Por que os direitos da Natureza estão surgindo agora com tanta força e começando a ser reconhecidos nas regulamentações nacionais e locais de vários países? Porque nosso planeta, nossos ecossistemas e nosso clima estão entrando em colapso devido ao total desrespeito aos ciclos vitais da natureza. Como humanidade estamos enfrentando a sexta extinção da vida na Terra e o mais grave é que somos o meteorito, e em particular aqueles que querem fazer prevalecer seus direitos de propriedade sobre tudo.

O cerne dos direitos da Natureza é o equilíbrio biocêntrico, centrado no Todo e não apenas nos seres humanos. O que se busca é recuperar o equilíbrio quebrado pelo vórtice do crescimento ilimitado em um planeta finito em que poucos consideram ter direitos absolutos de propriedade sobre uma natureza inerte que é percebida apenas como fonte de riqueza. Na natureza nada cresce para sempre, todos os processos tendem a um equilíbrio dinâmico. O ser humano deve superar nosso olhar antropocêntrico que se agravou com a modernidade e que nos faz esquecer que somos parte da natureza.

Enquanto me preparo para partir, não consigo esconder meu sorriso de esperança: o Chile, o país mais neoliberal da América do Sul, está dando um dos debates mais difíceis e decisivos não apenas para o Chile, mas para toda a humanidade e a comunidade do planeta Terra.
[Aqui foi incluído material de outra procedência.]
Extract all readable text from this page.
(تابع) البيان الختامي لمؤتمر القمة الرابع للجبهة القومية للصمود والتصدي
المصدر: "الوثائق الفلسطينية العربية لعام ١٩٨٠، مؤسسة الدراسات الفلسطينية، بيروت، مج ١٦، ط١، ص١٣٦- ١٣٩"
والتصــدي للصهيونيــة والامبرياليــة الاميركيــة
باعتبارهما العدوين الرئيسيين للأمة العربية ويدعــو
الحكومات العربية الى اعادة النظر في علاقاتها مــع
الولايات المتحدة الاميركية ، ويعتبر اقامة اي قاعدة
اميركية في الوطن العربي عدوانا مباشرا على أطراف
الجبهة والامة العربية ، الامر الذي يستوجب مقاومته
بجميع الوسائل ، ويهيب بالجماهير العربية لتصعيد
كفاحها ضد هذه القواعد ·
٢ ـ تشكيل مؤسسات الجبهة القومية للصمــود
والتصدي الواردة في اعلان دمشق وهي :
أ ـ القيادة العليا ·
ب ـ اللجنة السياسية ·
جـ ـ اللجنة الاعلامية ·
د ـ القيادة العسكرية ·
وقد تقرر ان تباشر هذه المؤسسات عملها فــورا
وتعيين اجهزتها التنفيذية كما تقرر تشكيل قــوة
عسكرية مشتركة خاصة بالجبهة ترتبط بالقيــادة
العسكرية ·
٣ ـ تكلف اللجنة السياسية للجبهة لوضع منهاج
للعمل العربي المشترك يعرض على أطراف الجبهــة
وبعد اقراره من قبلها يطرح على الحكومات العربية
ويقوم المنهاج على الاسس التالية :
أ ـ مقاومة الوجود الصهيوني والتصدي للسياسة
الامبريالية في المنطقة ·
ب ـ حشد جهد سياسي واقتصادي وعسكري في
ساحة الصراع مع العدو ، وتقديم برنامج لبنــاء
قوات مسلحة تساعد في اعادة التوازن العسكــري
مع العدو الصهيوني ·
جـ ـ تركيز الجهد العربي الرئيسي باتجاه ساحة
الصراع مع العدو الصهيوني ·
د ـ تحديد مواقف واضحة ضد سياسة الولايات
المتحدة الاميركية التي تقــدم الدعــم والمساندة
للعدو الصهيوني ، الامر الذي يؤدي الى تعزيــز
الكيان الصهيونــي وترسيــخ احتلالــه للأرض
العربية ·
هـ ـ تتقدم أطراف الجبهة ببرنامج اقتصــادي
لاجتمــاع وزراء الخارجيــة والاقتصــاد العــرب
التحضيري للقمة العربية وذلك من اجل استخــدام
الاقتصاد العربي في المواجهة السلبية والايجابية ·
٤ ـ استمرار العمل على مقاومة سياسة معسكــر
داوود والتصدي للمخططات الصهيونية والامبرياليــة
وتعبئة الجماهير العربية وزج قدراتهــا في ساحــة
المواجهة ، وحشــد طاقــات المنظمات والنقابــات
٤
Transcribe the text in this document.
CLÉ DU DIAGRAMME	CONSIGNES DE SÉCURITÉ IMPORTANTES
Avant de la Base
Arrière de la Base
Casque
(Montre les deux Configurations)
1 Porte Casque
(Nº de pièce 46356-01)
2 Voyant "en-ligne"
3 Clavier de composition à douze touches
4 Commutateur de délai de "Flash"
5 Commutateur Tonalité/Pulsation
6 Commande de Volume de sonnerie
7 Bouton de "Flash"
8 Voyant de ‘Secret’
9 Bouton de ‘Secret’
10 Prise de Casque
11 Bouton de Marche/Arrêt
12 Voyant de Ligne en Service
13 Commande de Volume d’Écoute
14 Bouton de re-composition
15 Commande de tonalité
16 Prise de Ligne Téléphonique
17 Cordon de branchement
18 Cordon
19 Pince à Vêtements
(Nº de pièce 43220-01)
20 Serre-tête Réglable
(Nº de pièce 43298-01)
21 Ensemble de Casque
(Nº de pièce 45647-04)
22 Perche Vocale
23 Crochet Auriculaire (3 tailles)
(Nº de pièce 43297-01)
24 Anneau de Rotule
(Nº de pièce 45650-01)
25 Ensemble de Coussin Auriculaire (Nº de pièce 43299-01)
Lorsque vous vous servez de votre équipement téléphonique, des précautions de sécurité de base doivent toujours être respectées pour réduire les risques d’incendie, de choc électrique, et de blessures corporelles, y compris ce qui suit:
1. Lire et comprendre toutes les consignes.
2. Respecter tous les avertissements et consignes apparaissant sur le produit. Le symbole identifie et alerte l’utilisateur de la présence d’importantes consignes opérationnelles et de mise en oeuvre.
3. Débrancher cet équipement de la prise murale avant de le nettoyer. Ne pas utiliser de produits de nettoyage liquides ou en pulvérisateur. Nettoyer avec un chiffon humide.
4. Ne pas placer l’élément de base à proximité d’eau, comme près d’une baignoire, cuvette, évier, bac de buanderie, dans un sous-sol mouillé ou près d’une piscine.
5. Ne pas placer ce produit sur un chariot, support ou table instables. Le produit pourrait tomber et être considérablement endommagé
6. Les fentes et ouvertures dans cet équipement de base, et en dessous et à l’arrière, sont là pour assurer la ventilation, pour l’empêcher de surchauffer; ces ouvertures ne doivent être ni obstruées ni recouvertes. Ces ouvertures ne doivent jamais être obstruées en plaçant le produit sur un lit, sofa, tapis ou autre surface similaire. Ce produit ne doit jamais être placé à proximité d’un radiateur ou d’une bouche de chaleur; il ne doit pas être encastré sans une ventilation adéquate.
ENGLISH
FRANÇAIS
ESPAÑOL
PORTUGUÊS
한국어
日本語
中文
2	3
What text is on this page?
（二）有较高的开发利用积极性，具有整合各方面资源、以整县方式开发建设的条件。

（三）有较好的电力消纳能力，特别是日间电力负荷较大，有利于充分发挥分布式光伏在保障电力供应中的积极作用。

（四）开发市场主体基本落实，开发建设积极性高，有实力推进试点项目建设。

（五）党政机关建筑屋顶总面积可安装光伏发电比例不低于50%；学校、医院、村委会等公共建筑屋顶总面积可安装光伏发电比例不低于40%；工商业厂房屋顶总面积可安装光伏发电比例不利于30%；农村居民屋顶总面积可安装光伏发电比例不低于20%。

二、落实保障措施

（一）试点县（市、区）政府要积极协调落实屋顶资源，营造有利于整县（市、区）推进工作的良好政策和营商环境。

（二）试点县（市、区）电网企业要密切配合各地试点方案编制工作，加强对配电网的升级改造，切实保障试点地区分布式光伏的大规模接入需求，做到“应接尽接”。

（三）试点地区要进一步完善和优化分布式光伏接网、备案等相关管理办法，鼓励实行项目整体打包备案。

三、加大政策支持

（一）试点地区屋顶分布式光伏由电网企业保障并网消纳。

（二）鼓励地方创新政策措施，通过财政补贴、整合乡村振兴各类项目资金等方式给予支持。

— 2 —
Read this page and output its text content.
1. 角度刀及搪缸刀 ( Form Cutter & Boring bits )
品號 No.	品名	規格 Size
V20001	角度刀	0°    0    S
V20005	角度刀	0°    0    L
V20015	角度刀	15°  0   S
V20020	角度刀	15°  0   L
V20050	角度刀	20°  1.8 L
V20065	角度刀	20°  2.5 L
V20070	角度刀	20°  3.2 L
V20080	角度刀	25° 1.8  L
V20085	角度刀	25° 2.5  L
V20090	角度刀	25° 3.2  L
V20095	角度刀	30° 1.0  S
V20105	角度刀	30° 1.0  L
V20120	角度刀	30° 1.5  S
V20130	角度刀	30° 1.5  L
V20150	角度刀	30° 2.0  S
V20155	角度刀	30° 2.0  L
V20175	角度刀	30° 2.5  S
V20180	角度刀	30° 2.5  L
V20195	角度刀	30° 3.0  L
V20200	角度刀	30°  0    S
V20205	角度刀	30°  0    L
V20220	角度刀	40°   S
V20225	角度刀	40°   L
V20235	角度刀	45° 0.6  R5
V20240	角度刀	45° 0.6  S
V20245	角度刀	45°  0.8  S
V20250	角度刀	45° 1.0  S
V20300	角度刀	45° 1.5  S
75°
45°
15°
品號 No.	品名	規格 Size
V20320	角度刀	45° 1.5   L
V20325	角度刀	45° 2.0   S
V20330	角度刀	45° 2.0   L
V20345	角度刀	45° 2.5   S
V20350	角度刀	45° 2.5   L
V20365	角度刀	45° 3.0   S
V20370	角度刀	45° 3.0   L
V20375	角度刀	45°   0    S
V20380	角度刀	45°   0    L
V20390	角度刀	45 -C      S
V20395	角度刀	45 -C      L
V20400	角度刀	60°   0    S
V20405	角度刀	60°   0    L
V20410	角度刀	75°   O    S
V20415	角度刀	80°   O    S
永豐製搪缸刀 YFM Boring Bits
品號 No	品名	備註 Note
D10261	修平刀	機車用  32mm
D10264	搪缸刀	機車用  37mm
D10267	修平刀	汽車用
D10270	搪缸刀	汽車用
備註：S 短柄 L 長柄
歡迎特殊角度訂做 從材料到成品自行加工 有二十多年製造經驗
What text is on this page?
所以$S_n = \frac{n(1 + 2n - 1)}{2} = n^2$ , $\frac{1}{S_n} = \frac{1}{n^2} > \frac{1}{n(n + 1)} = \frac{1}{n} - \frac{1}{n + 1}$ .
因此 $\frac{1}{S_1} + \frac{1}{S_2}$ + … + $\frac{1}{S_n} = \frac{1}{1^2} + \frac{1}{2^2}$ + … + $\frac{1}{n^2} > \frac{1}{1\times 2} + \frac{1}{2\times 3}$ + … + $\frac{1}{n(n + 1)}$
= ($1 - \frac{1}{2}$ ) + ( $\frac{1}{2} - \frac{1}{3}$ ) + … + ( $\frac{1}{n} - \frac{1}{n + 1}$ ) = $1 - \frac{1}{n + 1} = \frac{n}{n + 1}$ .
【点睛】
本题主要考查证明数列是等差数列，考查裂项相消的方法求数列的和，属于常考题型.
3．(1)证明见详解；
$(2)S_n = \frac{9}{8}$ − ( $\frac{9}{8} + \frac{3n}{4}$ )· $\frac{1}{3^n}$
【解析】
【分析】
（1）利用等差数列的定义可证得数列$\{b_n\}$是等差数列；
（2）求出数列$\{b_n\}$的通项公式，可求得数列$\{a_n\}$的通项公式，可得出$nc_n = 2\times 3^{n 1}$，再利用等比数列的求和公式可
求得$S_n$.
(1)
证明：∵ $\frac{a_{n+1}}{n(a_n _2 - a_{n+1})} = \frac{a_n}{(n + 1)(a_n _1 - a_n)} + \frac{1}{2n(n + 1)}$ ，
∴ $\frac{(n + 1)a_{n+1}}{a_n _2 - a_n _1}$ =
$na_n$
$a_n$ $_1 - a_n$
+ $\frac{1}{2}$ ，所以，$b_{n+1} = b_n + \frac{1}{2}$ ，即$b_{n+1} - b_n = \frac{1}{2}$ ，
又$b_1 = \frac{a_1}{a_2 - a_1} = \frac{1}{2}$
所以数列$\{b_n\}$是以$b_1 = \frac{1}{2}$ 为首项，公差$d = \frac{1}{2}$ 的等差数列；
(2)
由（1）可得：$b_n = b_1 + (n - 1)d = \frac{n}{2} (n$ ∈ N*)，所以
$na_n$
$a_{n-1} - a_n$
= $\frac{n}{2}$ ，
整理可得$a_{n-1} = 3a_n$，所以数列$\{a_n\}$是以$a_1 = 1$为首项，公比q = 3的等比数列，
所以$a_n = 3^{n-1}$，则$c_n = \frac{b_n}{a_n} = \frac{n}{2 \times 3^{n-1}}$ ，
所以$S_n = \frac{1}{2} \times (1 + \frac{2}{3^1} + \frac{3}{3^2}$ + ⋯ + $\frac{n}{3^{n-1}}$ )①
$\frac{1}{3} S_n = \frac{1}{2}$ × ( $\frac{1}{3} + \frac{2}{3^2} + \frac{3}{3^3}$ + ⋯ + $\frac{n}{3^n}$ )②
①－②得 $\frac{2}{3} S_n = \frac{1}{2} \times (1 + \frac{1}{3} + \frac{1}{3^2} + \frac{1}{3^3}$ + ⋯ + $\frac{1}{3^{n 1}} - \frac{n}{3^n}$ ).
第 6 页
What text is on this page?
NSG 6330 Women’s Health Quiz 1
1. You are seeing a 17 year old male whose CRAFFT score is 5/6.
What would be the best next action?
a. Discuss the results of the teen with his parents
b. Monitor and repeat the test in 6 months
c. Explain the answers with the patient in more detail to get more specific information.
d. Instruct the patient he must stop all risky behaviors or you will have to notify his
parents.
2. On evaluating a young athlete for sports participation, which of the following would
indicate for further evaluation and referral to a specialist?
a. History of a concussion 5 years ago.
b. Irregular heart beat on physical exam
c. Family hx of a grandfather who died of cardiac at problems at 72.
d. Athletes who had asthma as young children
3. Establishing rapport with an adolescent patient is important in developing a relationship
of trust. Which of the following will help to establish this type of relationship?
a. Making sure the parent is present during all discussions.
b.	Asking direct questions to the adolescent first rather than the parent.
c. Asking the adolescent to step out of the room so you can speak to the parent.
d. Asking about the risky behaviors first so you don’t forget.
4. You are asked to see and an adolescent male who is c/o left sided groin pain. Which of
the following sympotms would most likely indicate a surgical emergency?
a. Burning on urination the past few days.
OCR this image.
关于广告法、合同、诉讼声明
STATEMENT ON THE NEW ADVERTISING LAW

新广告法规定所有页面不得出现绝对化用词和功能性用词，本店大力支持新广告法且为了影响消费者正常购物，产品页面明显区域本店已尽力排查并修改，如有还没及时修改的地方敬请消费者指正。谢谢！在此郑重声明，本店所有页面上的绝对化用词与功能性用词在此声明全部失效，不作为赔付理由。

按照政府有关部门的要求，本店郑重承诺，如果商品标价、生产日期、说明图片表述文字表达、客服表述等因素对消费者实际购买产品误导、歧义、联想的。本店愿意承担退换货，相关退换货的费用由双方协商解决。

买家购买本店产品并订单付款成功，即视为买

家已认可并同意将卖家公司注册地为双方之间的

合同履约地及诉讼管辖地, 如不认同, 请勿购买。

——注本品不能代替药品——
Quarta-feira, 16 de março. Acabei de receber um artigo do jornal chileno La Tercera sobre o debate sobre os direitos da Natureza. O artigo cita um constituinte contrário aos Direitos da Natureza que argumenta “Imagine este caso que é real: os pinguins de Humboldt estão ameaçados por outra espécie. Uma praga de lebres. Ambos são natureza. Pode haver quem, em nome da natureza, defenda uns, e outros, outros. Quem é a natureza? Não acredito…, segundo esse argumento, os direitos da natureza são inviáveis ​​porque a sociedade estaria dividida entre os defensores dos pinguins e das lebres. Na natureza existem vários ciclos de predadores e presas. É absurdo insinuar que os direitos da Natureza implicam tomar partido a favor de qualquer um deles. Atualmente, a grande maioria das pragas e desequilíbrios entre as espécies são devidos às atividades humanas, por exemplo, as gigantescas ilhas de plástico que afetam severamente a flora e a fauna marinha e até as populações humanas. Na natureza há sempre ciclos de vida e morte. O problema é quando a lógica do consumo e do lucro altera esses ciclos, exterminando massivamente espécies e causando pragas e fenômenos nunca antes vistos. Os Direitos da Natureza não afirma que não pode haver intervenção humana sobre a natureza e sobre essas pragas, mas enfatiza a descoberta da origem desses profundos desequilíbrios e a busca de processos para restabelecer o equilíbrio que recupere os ciclos vitais da natureza, natureza e faça não recorrer a tecnologias malucas que causam uma grande catástrofe.

Sorrio e ao mesmo tempo me preocupo com o grau de desinformação que existe na grande mídia, quando outra mensagem chega ao meu celular: A Convenção Constitucional do Chile acaba de ser aprovada em grande e detalhada -por 104 votos a favor, 45 votos contra e 2 abstenções – o seguinte artigo que será incluído na seção de princípios do novo texto constitucional:

Artigo 9.- Natureza. Indivíduos e povos são interdependentes da natureza e formam, com ela, um todo inseparável.

A natureza tem direitos. O Estado e a sociedade têm o dever de protegê-los e respeitá-los.

O Estado deve adotar uma gestão ecologicamente responsável e promover a educação ambiental e científica por meio de processos permanentes de capacitação e aprendizado.

Falta agora a aprovação dos artigos que desenvolvem e efetivam esse princípio, e então o novo texto constitucional é aprovado em referendo de toda a população. O caminho é longo e complexo, mas este passo é histórico!